What is a Lab? Definitions, Target Metrics, and Codes

At the dawn of time before science had a name, experimentation took place in any space that was available. Pythagoras, for example, performed all of his experiments in a room in his own house.  It was not until the 19th century that scientific spaces started to become dedicated, purpose-built facilities called laboratories designed for technological research, experimentation and scientific measurement.  

Today, the concept of laboratories can be broken into two broad categories of wet lab and dry lab. Wet labs are those used for testing and analysis of chemicals, biological, pharmaceutical, and fluids. They typically include sinks and varying degrees of lab services such as vacuum, lab air, and gases. Wet labs are considered low density when few fume hoods or biological safety cabinets (BSC’s) are used. High density wet labs are typically associated with chemical analysis and use a higher proportion of fume hoods to open bench space. Dry labs, on the other hand, are used for computations, mathematics, and some engineering studies. These spaces do not typically use the equipment and services noted for wet labs.  

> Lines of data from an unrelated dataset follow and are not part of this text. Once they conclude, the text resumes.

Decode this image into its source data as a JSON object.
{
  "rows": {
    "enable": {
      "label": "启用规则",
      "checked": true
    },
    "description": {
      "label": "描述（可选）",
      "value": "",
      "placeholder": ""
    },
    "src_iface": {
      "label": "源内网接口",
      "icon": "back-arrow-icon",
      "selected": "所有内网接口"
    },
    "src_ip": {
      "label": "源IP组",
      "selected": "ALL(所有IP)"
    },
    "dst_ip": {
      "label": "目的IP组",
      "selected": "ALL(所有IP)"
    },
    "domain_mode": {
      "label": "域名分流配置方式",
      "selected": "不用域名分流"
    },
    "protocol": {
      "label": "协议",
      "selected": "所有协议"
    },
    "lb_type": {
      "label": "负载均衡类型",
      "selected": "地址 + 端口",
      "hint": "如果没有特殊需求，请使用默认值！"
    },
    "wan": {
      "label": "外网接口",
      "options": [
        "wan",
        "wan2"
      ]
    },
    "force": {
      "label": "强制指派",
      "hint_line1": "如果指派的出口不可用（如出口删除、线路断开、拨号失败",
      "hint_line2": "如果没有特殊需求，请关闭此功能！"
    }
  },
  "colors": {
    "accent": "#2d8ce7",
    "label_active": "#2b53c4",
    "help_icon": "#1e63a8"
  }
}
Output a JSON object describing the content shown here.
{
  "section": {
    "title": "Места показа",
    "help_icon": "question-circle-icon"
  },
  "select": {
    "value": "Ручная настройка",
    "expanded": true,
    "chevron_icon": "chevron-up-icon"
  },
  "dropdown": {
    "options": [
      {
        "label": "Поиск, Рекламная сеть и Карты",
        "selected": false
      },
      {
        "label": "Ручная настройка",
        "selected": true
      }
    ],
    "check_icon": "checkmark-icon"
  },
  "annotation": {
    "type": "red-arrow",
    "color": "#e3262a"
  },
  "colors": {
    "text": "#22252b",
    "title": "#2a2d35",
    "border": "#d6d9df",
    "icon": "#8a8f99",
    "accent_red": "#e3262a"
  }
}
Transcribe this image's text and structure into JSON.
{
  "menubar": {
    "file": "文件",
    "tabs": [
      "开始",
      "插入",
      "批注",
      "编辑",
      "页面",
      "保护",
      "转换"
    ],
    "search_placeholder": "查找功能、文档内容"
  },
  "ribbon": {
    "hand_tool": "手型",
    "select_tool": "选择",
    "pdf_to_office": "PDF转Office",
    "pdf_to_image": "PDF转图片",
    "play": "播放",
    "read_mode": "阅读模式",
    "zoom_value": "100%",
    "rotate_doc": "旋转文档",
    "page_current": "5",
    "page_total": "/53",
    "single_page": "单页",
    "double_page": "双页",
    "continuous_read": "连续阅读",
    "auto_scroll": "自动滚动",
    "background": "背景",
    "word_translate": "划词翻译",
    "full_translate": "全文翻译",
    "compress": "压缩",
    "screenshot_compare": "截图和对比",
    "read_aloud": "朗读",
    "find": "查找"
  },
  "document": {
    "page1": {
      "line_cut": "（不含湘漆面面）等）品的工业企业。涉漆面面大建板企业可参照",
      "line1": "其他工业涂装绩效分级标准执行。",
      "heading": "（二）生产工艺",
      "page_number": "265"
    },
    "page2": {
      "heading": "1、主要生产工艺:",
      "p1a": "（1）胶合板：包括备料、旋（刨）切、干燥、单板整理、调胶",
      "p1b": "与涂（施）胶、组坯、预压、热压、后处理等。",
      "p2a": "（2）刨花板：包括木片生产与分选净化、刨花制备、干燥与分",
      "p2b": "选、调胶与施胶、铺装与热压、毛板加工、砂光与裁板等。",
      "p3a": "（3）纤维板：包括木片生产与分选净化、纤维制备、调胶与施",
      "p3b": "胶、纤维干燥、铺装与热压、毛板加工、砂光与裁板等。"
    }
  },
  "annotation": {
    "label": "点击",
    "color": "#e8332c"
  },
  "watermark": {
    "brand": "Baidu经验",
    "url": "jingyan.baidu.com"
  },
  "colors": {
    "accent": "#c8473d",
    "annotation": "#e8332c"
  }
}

Laboratories often present specific health and safety hazards that require separation or containment from other areas of a building, including chemical, infectious or radioactive materials, or the use of lasers, high voltage, or temperature extremes. Separation, however, does not equate to standardization. Given the wild variability in scientific requirements, there cannot be a one-size-fits-all approach to laboratory design. There are, however, target metrics for wet labs that can help guide the design toward success. 

Lab spaces have much more stringent requirements than a typical office, residential or public sector building. Sensitive and heavy equipment requires stiffer structure, added ventilation requires high floor-to-floor clearance, and lab services require additional vertical shaft enclosure for pathways. Wet labs require access to fume hoods, BSCs for containment of chemical or biological materials, and sufficient bench space where benchtop equipment and processes may occur. They may also require access to specifically designed support spaces for procedure, equipment, storage, or sterilization functions.

When determining the site for a lab, designers must consider if there is sufficient separation from non-lab spaces to ensure airflow, safety and security requirements, or if the lab’s placement within the building will allow for safe and efficient flows for materials, personnel, animals, or waste. Two common approaches to zoning of labs are to either separate different functions by floor, or to create branded zones of impact to differentiate spaces used for specific functions (example: lab zones, lab support zones, or administrative zones).  As these functions may have different daylighting access, vibration sensitivities or proximity to vertical cores, designating functions into branded zones can help streamline building flows.

Successful lab design is a partnership between the design team and owner. It is valuable to have the owner designate their Environmental Health & Safety (EHS) officer as part of their core team. The design team can facilitate discussions with EHS regarding how peer organizations structure their research and instructional pedagogy, implement sustainable lab programs and balance health and safety. Coupled with the building metrics, as outlined in the diagram below, the design team can establish baselines for effective lab operations that incorporate EHS input and zoning and adjacency objectives to optimize the design. Not every condition may be met in design, however. Slab stiffness and vibration sensitivity, for example, may be significantly more stringent for labs using sensitive imaging equipment, lasers, or other specialized equipment. Floor-to-floor heights must be adequate, particularly in renovation or retrofitting projects within older buildings where ventilations accommodations can result in a design challenge.  

Safety criteria related to laboratories did not begin to be formalized in earnest until the passing of the Occupational Safety & Health Act and the creation of the Occupational Health & Safety Administration in 1971. The OSHA Lab Guidelines (OSHA 3404-11R) include a series of standards pertaining to workplace safety, chemical hazards and handling procedures for materials and animals. Later, the Biological and Biomedical fields released more standards for lab design guidelines related to biosafety and infectious disease (BSL-1 through BSL-4). Biological hazards are jointly regulated by USDA (ARS Guidelines and Animal Select Agent) and CDC (BMBL and Human Select Agent), and there are corresponding design guidelines by each, as well as the NIH.  Of these, the NIH Design Requirements Manual provides the most prescriptive design criteria for laboratories. 

While the guidelines are designed to address specifics of the lab design and operations, there are also building codes that dictate limitations of lab constructability. The primary references for lab building codes will be the International Building Code and NFPA 45 (Standard on Fire Protection for Laboratories Using Chemicals), while the International Fire Code is also referenced.  These codes serve to identify constructed limits on control areas, maximum allowable quantities (MAQ’s) of chemicals permitted within those control areas, and life safety elements related to laboratory construction. While not all laboratories utilize chemicals, the diagram below illustrates the restrictions on usage at varying levels within a building that need to be considered for any labs that do.  

It’s important to recognize the distinction between codes and guidelines. Codes are enforceable and rooted in life safety, setting the minimum requirements for building and operating a lab safely. Guidelines not only address safety elements, they also consider the comfort, well-being, and usability of researchers. Labs are not only research environments, they’re workplaces, and guidelines that consider human-factored design elements create spaces that optimize both safety and functionality.